FACT: If  you’re not up at dawn reading the Bible to your children, you are most likely a pagan caught in the clutches of witchcraft.

FACT: If your children watch more than 10 minutes of television a day there is 75% chance they will end up in a violent street gang by age 17.

Obviously, the “facts” listed above are not true (at least, I don’t think they are). But, I’ve noticed that the Internet has made it much easier for people, and moms in particular, to compare themselves to each other. Now, just to be clear, this is not a post against “mom blogs”, or whatever they’re called. If you write a mom blog, that’s cool with me. This is a post to encourage the moms who tend to freak out and feel like complete failures when they read the mom blogs and mom Facebook posts.

Moms, Jesus wants you to chill out about being a mom. You don’t have to make homemade bread to be a faithful mom. You don’t have to sew you children’s clothing to be a faithful mom. You don’t have to coupon, buy all organic produce, keep a journal, scrapbook, plant a garden, or make your own babyfood to be a faithful mom. There’s nothing wrong with these things, but they’re also not in your biblical job description.

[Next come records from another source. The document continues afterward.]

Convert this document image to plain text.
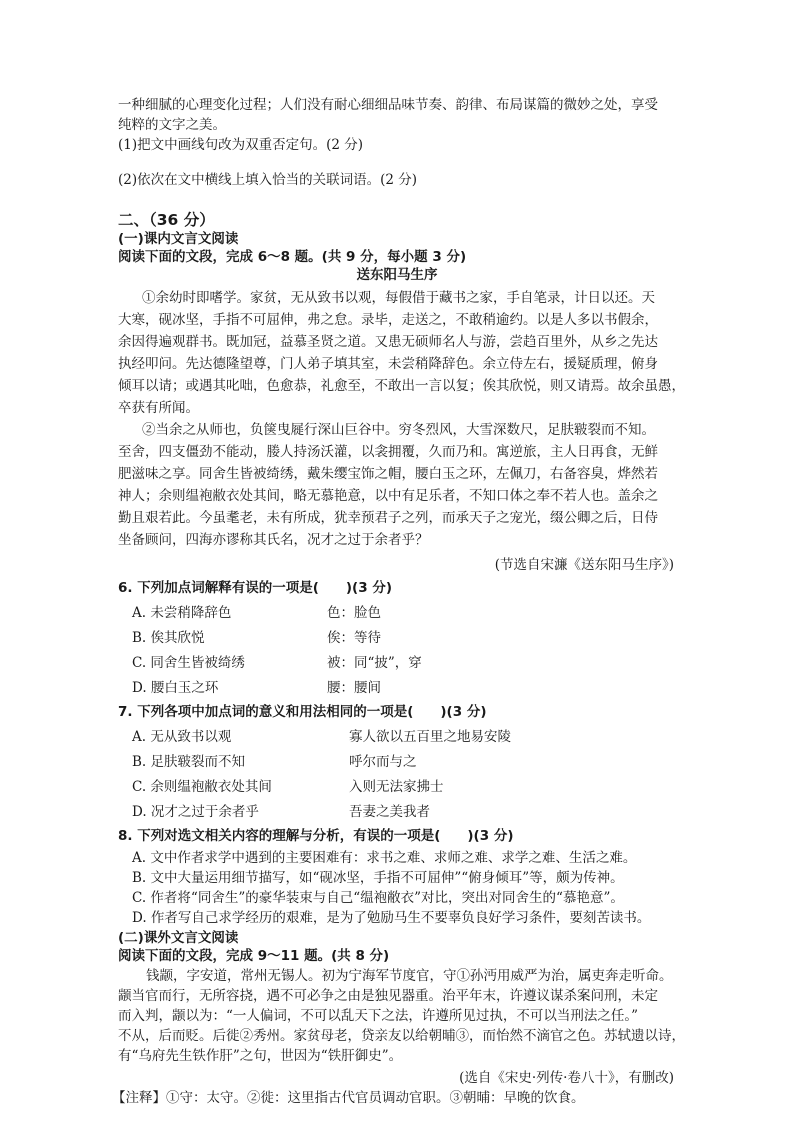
一种细腻的心理变化过程；人们没有耐心细细品味节奏、韵律、布局谋篇的微妙之处，享受
纯粹的文字之美。
(1)把文中画线句改为双重否定句。(2 分)
(2)依次在文中横线上填入恰当的关联词语。(2 分)
二、（36 分）
(一)课内文言文阅读
阅读下面的文段，完成 6～8 题。(共 9 分，每小题 3 分)
送东阳马生序
①余幼时即嗜学。家贫，无从致书以观，每假借于藏书之家，手自笔录，计日以还。天
大寒，砚冰坚，手指不可屈伸，弗之怠。录毕，走送之，不敢稍逾约。以是人多以书假余，
余因得遍观群书。既加冠，益慕圣贤之道。又患无硕师名人与游，尝趋百里外，从乡之先达
执经叩问。先达德隆望尊，门人弟子填其室，未尝稍降辞色。余立侍左右，援疑质理，俯身
倾耳以请；或遇其叱咄，色愈恭，礼愈至，不敢出一言以复；俟其欣悦，则又请焉。故余虽愚，
卒获有所闻。
②当余之从师也，负箧曳屣行深山巨谷中。穷冬烈风，大雪深数尺，足肤皲裂而不知。
至舍，四支僵劲不能动，媵人持汤沃灌，以衾拥覆，久而乃和。寓逆旅，主人日再食，无鲜
肥滋味之享。同舍生皆被绮绣，戴朱缨宝饰之帽，腰白玉之环，左佩刀，右备容臭，烨然若
神人；余则缊袍敝衣处其间，略无慕艳意，以中有足乐者，不知口体之奉不若人也。盖余之
勤且艰若此。今虽耄老，未有所成，犹幸预君子之列，而承天子之宠光，缀公卿之后，日侍
坐备顾问，四海亦谬称其氏名，况才之过于余者乎？
(节选自宋濂《送东阳马生序》)
6. 下列加点词解释有误的一项是(　　)(3 分)
A. 未尝稍降辞色	色：脸色
B. 俟其欣悦	俟：等待
C. 同舍生皆被绮绣	被：同“披”，穿
D. 腰白玉之环	腰：腰间
7. 下列各项中加点词的意义和用法相同的一项是(　　)(3 分)
A. 无从致书以观	寡人欲以五百里之地易安陵
B. 足肤皲裂而不知	呼尔而与之
C. 余则缊袍敝衣处其间	入则无法家拂士
D. 况才之过于余者乎	吾妻之美我者
8. 下列对选文相关内容的理解与分析，有误的一项是(　　)(3 分)
A. 文中作者求学中遇到的主要困难有：求书之难、求师之难、求学之难、生活之难。
B. 文中大量运用细节描写，如“砚冰坚，手指不可屈伸”“俯身倾耳”等，颇为传神。
C. 作者将“同舍生”的豪华装束与自己“缊袍敝衣”对比，突出对同舍生的“慕艳意”。
D. 作者写自己求学经历的艰难，是为了勉励马生不要辜负良好学习条件，要刻苦读书。
(二)课外文言文阅读
阅读下面的文段，完成 9～11 题。(共 8 分)
钱颛，字安道，常州无锡人。初为宁海军节度官，守①孙沔用威严为治，属吏奔走听命。
颛当官而行，无所容挠，遇不可必争之由是独见器重。治平年末，许遵议谋杀案问刑，未定
而入判，颛以为：“一人偏词，不可以乱天下之法，许遵所见过执，不可以当刑法之任。”
不从，后而贬。后徙②秀州。家贫母老，贷亲友以给朝晡③，而怡然不滴官之色。苏轼遗以诗，
有“乌府先生铁作肝”之句，世因为“铁肝御史”。
(选自《宋史·列传·卷八十》，有删改)
【注释】①守：太守。②徙：这里指古代官员调动官职。③朝晡：早晚的饮食。
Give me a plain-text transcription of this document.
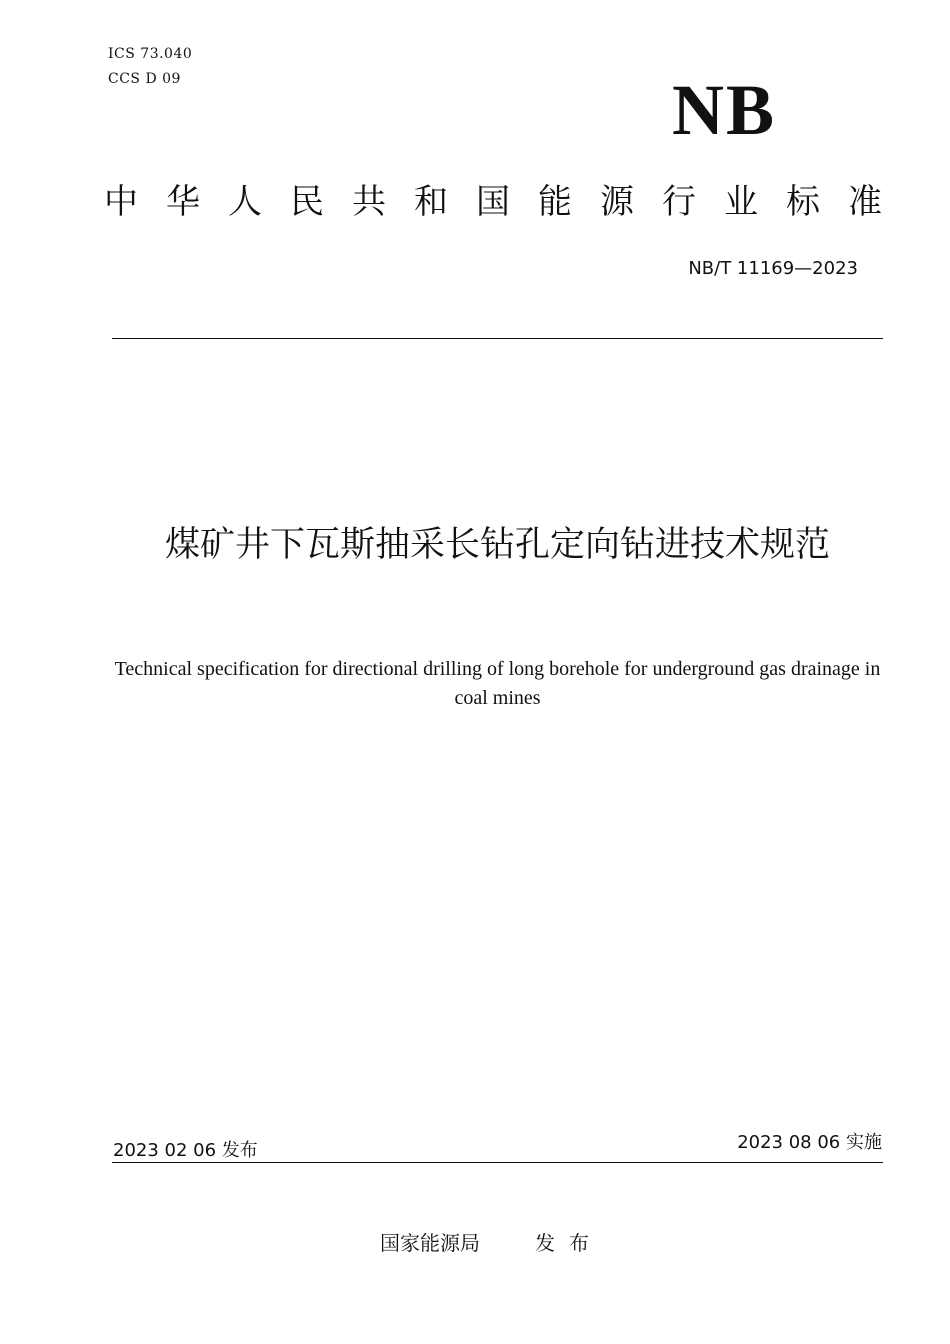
ICS 73.040
CCS D 09	NB
中华人民共和国能源行业标准
NB/T 11169—2023
煤矿井下瓦斯抽采长钻孔定向钻进技术规范
Technical specification for directional drilling of long borehole for underground gas drainage in coal mines
2023 02 06 发布	2023 08 06 实施
国家能源局	发布
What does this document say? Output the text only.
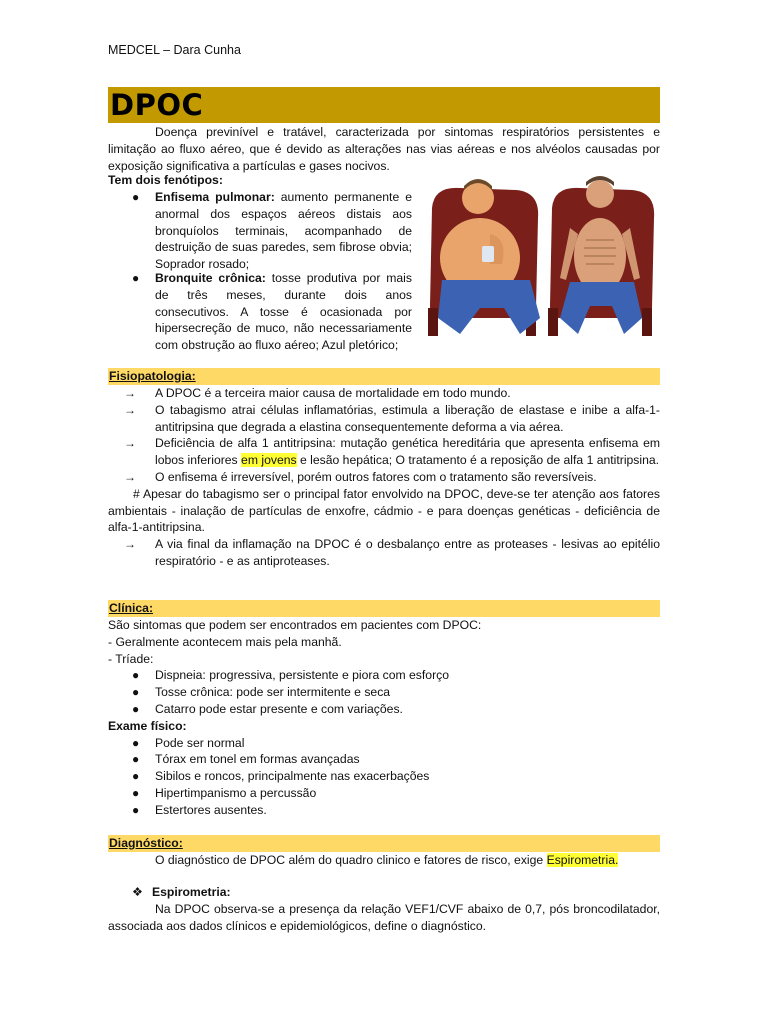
MEDCEL – Dara Cunha
DPOC
Doença previnível e tratável, caracterizada por sintomas respiratórios persistentes e limitação ao fluxo aéreo, que é devido as alterações nas vias aéreas e nos alvéolos causadas por exposição significativa a partículas e gases nocivos.
Tem dois fenótipos:
● Enfisema pulmonar: aumento permanente e anormal dos espaços aéreos distais aos bronquíolos terminais, acompanhado de destruição de suas paredes, sem fibrose obvia; Soprador rosado;
● Bronquite crônica: tosse produtiva por mais de três meses, durante dois anos consecutivos. A tosse é ocasionada por hipersecreção de muco, não necessariamente com obstrução ao fluxo aéreo; Azul pletórico;
Fisiopatologia:
→ A DPOC é a terceira maior causa de mortalidade em todo mundo.
→ O tabagismo atrai células inflamatórias, estimula a liberação de elastase e inibe a alfa-1-antitripsina que degrada a elastina consequentemente deforma a via aérea.
→ Deficiência de alfa 1 antitripsina: mutação genética hereditária que apresenta enfisema em lobos inferiores em jovens e lesão hepática; O tratamento é a reposição de alfa 1 antitripsina.
→ O enfisema é irreversível, porém outros fatores com o tratamento são reversíveis.
# Apesar do tabagismo ser o principal fator envolvido na DPOC, deve-se ter atenção aos fatores ambientais - inalação de partículas de enxofre, cádmio - e para doenças genéticas - deficiência de alfa-1-antitripsina.
→ A via final da inflamação na DPOC é o desbalanço entre as proteases - lesivas ao epitélio respiratório - e as antiproteases.
Clínica:
São sintomas que podem ser encontrados em pacientes com DPOC:
- Geralmente acontecem mais pela manhã.
- Tríade:
● Dispneia: progressiva, persistente e piora com esforço
● Tosse crônica: pode ser intermitente e seca
● Catarro pode estar presente e com variações.
Exame físico:
● Pode ser normal
● Tórax em tonel em formas avançadas
● Sibilos e roncos, principalmente nas exacerbações
● Hipertimpanismo a percussão
● Estertores ausentes.
Diagnóstico:
O diagnóstico de DPOC além do quadro clinico e fatores de risco, exige Espirometria.
❖ Espirometria:
Na DPOC observa-se a presença da relação VEF1/CVF abaixo de 0,7, pós broncodilatador, associada aos dados clínicos e epidemiológicos, define o diagnóstico.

Your job description is as follows:

  • Love God. This simply means finding some time during the day to meet with the Lord. It doesn’t have to be before all the kids are awake. It doesn’t have to be in the pre-dawn stillness. Your job is to love God. How you make that happen can look a million different ways.
  • Love your husband (unless you’re a single mom, of course). Your second job is to love and serve your husband. Husbands are to do the same for their wives, but that’s for a different post. If your husband really likes homemade bread, maybe you could make it for him. But don’t make homemade bread simply because you see other moms posting pictures of their homemade bread on Facebook.
  • Love your kids. Your calling as mom is to love your kids and teach them to follow the Lord. They don’t need to know Latin by age six. If they do, more power to you. But that’s a bonus, not part of the job description. Your job is simply to love your kids with all your exhausted heart, and to teach them to love Jesus. That’s a high calling. Don’t go throwing in other, extraneous things to make your life more difficult. If you want to teach your kids to sew, great. But don’t be crushed by guilt if your kids aren’t making stylish blazers by the age of 10.

Moms, Jesus want you to rest in him. He wants you to chill out. His yoke is easy and his burden is light. Don’t compare yourself to other moms. Don’t try to be something God hasn’t called you to be. If the mom blogs are making you feel guilty, stop reading them. Be faithful to what he has truly called you to do, and know that he is pleased with you. When your kids are resting, don’t feel guilty about watching an episode of “Lost”, or whatever your favorite show may happen to be.

Love God, love your husband, love your kids. Keep it simple and chill out.